My heart is
absorbed by tender thoughts, yet I am not the less ready for
luncheon! Come, my children and fellow-mortals. _Allons cultiver
notre jardin!"_
With this quotation from "Candide," plaintively delivered, the
old lady led the way out of the room, and was followed by her
younger pupils. The eldest sister remained behind for a moment,
and reminded me that the lunch was ready.

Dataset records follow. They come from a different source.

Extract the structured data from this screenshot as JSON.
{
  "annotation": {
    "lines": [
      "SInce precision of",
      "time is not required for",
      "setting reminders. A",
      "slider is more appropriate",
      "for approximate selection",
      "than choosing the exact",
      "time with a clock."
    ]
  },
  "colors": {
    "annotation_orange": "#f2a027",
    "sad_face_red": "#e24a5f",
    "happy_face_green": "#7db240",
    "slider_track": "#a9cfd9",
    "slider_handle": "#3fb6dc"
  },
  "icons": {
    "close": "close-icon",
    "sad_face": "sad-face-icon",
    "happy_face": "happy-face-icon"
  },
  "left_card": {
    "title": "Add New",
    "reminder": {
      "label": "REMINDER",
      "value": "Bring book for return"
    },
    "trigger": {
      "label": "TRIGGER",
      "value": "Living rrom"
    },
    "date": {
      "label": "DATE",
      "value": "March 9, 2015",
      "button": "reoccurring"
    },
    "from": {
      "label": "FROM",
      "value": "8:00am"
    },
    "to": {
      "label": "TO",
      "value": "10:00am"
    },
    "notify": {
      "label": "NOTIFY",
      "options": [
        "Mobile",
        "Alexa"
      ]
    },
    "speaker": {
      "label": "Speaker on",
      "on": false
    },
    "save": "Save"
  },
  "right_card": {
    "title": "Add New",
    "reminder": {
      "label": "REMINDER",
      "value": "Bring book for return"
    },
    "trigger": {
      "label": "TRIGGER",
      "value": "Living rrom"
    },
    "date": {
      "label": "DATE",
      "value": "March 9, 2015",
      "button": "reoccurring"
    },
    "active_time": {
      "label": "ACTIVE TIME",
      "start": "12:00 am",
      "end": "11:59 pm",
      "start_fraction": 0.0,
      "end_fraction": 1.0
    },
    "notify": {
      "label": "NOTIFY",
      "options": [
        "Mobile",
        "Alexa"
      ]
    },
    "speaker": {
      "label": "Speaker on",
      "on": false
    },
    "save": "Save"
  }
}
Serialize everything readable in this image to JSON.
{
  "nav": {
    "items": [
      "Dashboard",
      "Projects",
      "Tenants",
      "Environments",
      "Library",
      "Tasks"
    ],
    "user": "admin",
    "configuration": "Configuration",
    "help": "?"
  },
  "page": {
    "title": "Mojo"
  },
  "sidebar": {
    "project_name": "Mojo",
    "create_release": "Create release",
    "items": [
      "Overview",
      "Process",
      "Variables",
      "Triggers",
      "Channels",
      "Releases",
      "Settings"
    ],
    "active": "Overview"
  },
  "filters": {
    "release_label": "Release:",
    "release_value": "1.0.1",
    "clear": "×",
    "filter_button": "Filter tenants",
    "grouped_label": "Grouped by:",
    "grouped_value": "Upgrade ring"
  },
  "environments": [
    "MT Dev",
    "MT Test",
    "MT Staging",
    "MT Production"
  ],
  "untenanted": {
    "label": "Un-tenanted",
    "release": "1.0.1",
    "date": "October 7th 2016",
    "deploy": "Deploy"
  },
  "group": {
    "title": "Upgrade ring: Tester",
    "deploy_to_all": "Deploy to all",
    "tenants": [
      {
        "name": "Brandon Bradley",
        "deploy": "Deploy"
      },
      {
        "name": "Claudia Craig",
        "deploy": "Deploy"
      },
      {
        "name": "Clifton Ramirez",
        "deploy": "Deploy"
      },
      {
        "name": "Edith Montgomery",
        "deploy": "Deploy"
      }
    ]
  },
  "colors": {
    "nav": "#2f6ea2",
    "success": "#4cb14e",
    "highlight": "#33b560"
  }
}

"I am afraid you have found the dear old soul rather an unruly
sitter," she said, noticing the look of dissatisfaction with
which I was regarding my drawing. "But she will improve as you go
on. She has done better already for the last half-hour, has she
not?"
"Much better," I answered. "My admiration of the miniature on the
bracelet seemed--I suppose, by calling up some old
associations--to have a strangely soothing effect on Mademoiselle
Clairfait."
"Ah yes! only remind her of the original of that portrait, and
you change her directly, whatever she may have been saying or
doing the moment before. Sometimes she talks of _Sister Rose,_
and of all that she went through in the time of the French
Revolution, by the hour together. It is wonderfully
interesting--at least we all think so."
"I presume that the lady described as 'Sister Rose' was a
relation of Mademoiselle Clairfait's?"
"No, only a very dear friend. Mademoiselle Clairfait is the
daughter of a silk-mercer, once established at Chalons-sur-Marne.